South Africa’s Top 10 Exports
- Top 10
The following export product groups represent the highest dollar value in South African global shipments during 2019. Also shown is the percentage share each export category represents in terms of overall exports from South Africa.
- Gems, precious metals: US$15.3 billion (17% of total exports)
- Ores, slag, ash: $13.1 billion (14.5%)
- Vehicles: $11.4 billion (12.7%)
- Mineral fuels including oil: $9.1 billion (10.1%)
- Machinery including computers: $5.5 billion (6.1%)
- Iron, steel: $5.4 billion (6%)
- Fruits, nuts: $3.4 billion (3.8%)
- Aluminum: $1.8 billion (2%)
- Electrical machinery, equipment: $1.7 billion (1.9%)
- Plastics, plastic articles: $1.4 billion (1.6%)
South Africa’s top 10 exports accounted for about three-quarters (75.6%) of the overall value of its global shipments.
Ores, slag and ash was the fastest grower among the top 10 export categories, up by 11.1% since 2018. In second place for improving export sales was vehicles thanks to a 5.6% gain. South Africa’s shipments of plastics including articles made from plastic posted the third-fastest gain in value up by 0.01%.
The leading decliner among South Africa’s top 10 export categories was iron and steel which fell -14.8% year over year.
Note that the results listed above are at the categorized two-digit Harmonized Tariff System (HTS) code level. For a more granular view of exported goods at the four-digit HTS code level, see the section Searchable List of South Africa’s Most Valuable Export Products further down near the bottom of this article.
Searchable List of South Africa’s Most Valuable Export Products
The following searchable table displays 100 of the most in-demand goods shipped from South Africa during 2019. Shown beside each product label is its total export value then the percentage increase or decrease since 2018.

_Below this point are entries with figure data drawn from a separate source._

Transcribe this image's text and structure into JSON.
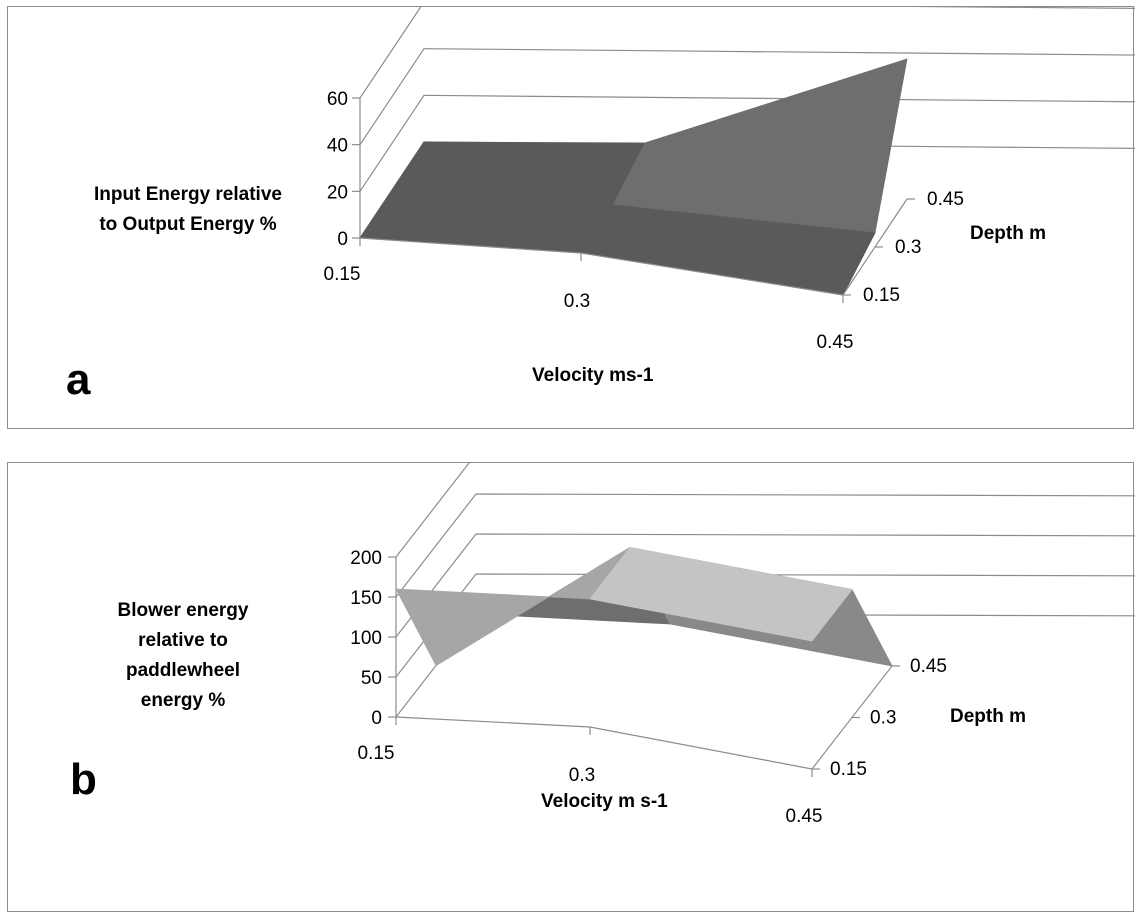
{
  "chart_data": [
    {
      "type": "surface",
      "panel_letter": "a",
      "xlabel": "Velocity ms-1",
      "ylabel": "Input Energy relative to Output Energy %",
      "zlabel": "Depth m",
      "x": [
        "0.15",
        "0.3",
        "0.45"
      ],
      "depth": [
        "0.15",
        "0.3",
        "0.45"
      ],
      "y_ticks": [
        "0",
        "20",
        "40",
        "60"
      ],
      "ylim": [
        0,
        60
      ],
      "values": [
        [
          0,
          0,
          0
        ],
        [
          0,
          0,
          6
        ],
        [
          0,
          6,
          60
        ]
      ],
      "legend": "none",
      "grid": true
    },
    {
      "type": "surface",
      "panel_letter": "b",
      "xlabel": "Velocity m s-1",
      "ylabel": "Blower energy relative to paddlewheel energy %",
      "zlabel": "Depth m",
      "x": [
        "0.15",
        "0.3",
        "0.45"
      ],
      "depth": [
        "0.15",
        "0.3",
        "0.45"
      ],
      "y_ticks": [
        "0",
        "50",
        "100",
        "150",
        "200"
      ],
      "ylim": [
        0,
        200
      ],
      "values": [
        [
          160,
          0,
          0
        ],
        [
          160,
          160,
          0
        ],
        [
          160,
          160,
          0
        ]
      ],
      "legend": "none",
      "grid": true
    }
  ]
}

These 100 exported goods were worth a subtotal of US$72.6 billion or 80.5% by value for all products exported from South Africa during 2019.
In macroeconomic terms, South Africa’s total exported goods represent 11.2% of its overall Gross Domestic Product for 2019 ($809 billion valued in Purchasing Power Parity US dollars). That 11.2% for exports to overall GDP per PPP in 2019 compares to 12% one year earlier, seeming to indicate a slightly decreasing reliance on products sold on international markets for South Africa’s total economic performance.
Another key indicator of a country’s economic performance is its unemployment rate. South Africa’s average unemployment rate was 27.855% for 2019 compared to 27.125% in 2018, according to the International Monetary Fund.